How is any of that different from the government requiring a therapist to take on clients and tell them things that therapist does not believe and in fact may believe is wrong or dangerous? Or let's consider a possible unintended outcome here: a court determines that a therapist can be obligated to accept gay or transgender clients under a state's antidiscrimination laws, but the state cannot compel the therapist to espouse positions with which he or she does not agree. Who does this even help? Certainly not the gay or transgender client.
The Tennessean notes that the reason why the state felt the need to pass this law in the first place is because Tennessee incorporates the American Counseling Association's (ACA) ethics rules into its regulations for therapists. The ACA (which opposes this law) updated its ethics rules in 2014 to prohibit referring clients to other therapists for discriminatory reasons.
Perhaps what Tennessee should be doing here is considering whether it's appropriate in the first place for the state to tie the legal right to practice an occupation with the rules set up by a private association (with its own agendas) within that occupation. The position the ACA holds sets up an easy, voluntary solution. The ACA has every right to set up ethical guidelines and require that its members follow them. Those who don't want to follow those rules do not get to be a member of the ACA. This is a completely separate matter from whether an individual should be allowed to practice therapy under Tennessee law.
Then the ACA can promote the fact that their members do not discriminate. People looking for counseling on gay or transgender issues will then know that when they select somebody who is a member of the ACA, they'll find a supportive therapist.
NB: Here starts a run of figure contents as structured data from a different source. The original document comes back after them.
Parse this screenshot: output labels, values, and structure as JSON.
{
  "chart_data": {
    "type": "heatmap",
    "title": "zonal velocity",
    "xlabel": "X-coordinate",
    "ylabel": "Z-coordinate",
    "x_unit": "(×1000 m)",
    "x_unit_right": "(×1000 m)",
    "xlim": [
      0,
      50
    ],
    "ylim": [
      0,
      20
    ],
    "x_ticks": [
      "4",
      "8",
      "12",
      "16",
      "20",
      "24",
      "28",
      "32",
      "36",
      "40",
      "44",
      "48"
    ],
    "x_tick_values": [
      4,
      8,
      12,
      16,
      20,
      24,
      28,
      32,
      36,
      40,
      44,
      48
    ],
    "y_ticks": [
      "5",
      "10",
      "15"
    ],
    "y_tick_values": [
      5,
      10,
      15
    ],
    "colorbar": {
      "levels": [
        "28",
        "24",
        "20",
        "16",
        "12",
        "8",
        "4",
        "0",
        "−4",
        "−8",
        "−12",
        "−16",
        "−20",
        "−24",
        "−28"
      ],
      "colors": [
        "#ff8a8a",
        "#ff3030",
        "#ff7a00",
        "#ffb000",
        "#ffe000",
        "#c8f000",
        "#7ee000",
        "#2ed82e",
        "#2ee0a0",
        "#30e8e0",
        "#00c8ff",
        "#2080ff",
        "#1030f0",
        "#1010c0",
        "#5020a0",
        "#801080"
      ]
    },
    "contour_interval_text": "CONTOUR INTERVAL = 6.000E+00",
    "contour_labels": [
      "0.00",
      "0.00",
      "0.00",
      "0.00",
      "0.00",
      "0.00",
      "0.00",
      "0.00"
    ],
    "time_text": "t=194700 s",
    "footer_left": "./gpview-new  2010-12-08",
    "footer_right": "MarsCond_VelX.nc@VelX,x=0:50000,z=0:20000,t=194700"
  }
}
The Tennessean even notes that some activists are setting up an initiative for counselors to sign up and indicate that they won't discriminate. I bet they're going to find plenty of them.
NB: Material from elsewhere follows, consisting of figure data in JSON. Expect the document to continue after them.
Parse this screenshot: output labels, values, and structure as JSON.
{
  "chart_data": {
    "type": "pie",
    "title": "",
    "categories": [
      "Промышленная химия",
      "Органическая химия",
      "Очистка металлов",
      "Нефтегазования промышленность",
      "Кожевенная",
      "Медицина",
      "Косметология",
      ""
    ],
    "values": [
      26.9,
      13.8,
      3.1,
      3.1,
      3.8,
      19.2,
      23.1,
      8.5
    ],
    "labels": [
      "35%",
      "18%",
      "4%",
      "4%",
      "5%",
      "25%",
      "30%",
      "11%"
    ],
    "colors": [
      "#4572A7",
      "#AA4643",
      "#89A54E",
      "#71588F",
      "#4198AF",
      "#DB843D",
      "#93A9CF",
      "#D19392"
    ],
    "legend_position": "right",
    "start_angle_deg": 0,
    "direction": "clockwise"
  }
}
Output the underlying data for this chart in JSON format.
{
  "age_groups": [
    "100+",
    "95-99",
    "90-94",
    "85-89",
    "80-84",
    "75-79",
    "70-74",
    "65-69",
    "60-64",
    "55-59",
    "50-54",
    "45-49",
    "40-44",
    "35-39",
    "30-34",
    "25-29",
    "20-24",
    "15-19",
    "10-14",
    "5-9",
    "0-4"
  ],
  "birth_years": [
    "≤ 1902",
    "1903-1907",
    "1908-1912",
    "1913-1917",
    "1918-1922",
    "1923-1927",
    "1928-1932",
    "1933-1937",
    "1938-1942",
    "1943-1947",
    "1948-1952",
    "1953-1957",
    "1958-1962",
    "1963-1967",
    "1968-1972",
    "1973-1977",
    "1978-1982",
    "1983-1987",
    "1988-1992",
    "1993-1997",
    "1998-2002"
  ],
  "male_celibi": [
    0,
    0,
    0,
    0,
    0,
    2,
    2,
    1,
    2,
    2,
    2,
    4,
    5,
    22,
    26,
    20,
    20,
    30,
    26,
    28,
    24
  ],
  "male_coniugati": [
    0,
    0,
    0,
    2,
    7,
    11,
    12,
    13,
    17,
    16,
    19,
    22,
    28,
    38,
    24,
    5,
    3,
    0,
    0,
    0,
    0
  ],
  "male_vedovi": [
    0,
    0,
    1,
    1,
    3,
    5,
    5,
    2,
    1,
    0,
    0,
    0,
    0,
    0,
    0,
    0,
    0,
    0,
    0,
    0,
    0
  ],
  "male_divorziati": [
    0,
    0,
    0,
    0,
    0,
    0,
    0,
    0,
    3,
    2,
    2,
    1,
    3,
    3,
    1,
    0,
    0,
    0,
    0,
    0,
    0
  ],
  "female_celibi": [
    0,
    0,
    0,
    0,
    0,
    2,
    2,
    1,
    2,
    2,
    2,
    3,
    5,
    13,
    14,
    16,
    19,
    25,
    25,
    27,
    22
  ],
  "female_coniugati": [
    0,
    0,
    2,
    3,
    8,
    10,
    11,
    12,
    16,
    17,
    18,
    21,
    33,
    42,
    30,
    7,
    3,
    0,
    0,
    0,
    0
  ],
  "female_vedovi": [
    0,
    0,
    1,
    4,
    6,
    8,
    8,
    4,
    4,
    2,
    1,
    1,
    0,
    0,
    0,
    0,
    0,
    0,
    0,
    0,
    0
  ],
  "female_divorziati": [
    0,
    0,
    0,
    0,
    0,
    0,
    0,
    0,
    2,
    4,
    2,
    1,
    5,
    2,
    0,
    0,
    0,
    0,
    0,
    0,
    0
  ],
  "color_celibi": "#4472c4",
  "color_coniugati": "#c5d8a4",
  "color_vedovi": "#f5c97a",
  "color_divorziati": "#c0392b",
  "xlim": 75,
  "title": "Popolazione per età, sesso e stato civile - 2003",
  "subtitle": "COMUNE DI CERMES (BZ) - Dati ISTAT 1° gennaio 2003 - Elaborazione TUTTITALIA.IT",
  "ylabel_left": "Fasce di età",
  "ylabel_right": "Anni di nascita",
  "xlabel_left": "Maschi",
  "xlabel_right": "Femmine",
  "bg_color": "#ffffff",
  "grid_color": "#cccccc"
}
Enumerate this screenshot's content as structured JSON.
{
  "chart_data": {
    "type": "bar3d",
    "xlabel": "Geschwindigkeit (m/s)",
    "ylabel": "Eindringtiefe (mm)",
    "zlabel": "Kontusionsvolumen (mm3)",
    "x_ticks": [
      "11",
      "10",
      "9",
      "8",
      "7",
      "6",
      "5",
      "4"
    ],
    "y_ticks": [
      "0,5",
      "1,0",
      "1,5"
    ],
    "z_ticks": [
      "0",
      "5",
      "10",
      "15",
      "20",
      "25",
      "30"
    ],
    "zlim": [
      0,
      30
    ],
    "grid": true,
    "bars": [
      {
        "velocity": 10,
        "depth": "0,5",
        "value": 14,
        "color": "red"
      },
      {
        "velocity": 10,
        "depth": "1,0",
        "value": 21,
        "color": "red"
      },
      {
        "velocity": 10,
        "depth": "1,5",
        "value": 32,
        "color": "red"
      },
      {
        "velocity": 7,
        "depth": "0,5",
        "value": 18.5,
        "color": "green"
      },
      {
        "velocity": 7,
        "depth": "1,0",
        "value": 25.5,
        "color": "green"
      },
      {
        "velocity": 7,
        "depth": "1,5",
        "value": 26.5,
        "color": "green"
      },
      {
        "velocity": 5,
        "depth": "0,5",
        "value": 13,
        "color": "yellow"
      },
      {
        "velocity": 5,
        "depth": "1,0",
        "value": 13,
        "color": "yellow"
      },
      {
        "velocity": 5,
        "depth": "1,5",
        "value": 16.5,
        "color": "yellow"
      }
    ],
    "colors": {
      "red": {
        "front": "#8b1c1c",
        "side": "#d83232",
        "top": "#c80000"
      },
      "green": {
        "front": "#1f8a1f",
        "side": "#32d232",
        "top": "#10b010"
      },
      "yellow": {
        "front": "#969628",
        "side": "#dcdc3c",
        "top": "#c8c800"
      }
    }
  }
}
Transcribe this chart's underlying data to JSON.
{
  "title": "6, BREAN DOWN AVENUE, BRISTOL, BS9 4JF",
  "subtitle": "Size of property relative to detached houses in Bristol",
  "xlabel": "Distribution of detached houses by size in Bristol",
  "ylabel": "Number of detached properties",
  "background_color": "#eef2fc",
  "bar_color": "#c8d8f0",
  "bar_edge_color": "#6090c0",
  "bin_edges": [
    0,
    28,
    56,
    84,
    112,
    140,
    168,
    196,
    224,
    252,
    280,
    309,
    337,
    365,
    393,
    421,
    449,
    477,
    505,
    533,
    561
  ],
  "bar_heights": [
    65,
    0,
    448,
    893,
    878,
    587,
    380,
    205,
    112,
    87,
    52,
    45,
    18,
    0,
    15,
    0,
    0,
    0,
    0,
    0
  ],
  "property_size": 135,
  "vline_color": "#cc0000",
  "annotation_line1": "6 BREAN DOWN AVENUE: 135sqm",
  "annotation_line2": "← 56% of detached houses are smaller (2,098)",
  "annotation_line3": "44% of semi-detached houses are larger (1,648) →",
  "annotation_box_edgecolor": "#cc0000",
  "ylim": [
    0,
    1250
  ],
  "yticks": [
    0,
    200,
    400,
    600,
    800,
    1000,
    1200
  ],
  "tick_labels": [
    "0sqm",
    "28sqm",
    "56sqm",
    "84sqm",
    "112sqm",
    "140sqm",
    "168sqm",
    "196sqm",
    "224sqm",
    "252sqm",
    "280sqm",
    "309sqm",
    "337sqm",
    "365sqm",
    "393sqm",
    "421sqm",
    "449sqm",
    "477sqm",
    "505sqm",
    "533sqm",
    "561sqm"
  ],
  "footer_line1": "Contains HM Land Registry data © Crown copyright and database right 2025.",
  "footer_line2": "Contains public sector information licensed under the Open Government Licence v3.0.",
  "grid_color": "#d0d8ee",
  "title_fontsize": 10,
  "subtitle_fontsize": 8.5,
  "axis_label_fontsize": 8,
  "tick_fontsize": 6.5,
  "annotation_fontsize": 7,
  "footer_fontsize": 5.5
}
Finally, I suspect that the outcome people want but are reluctant to actually say out loud is that they don't want people to hold these anti-gay, anti-transgender attitudes at all, and if they do, they should be forbidden from being therapists, period. That's a very blinkered, simplistic attitude toward a field of work that provides a wide spread of counseling treatments. That a particular therapist is not a good choice for a gay or transgender teen to seek counseling does not mean that therapist isn't great at other types of treatment in the field for other people. It's a needlessly reductive attitude. Let a thousand therapists bloom and leave it to citizens to find the ones that fit them best.
There is no reason for this conflict to even be happening at all. The government should not be playing a role in determining the circumstances by which therapists take on clients and it should most clearly and obviously not be determining what therapists say in their sessions.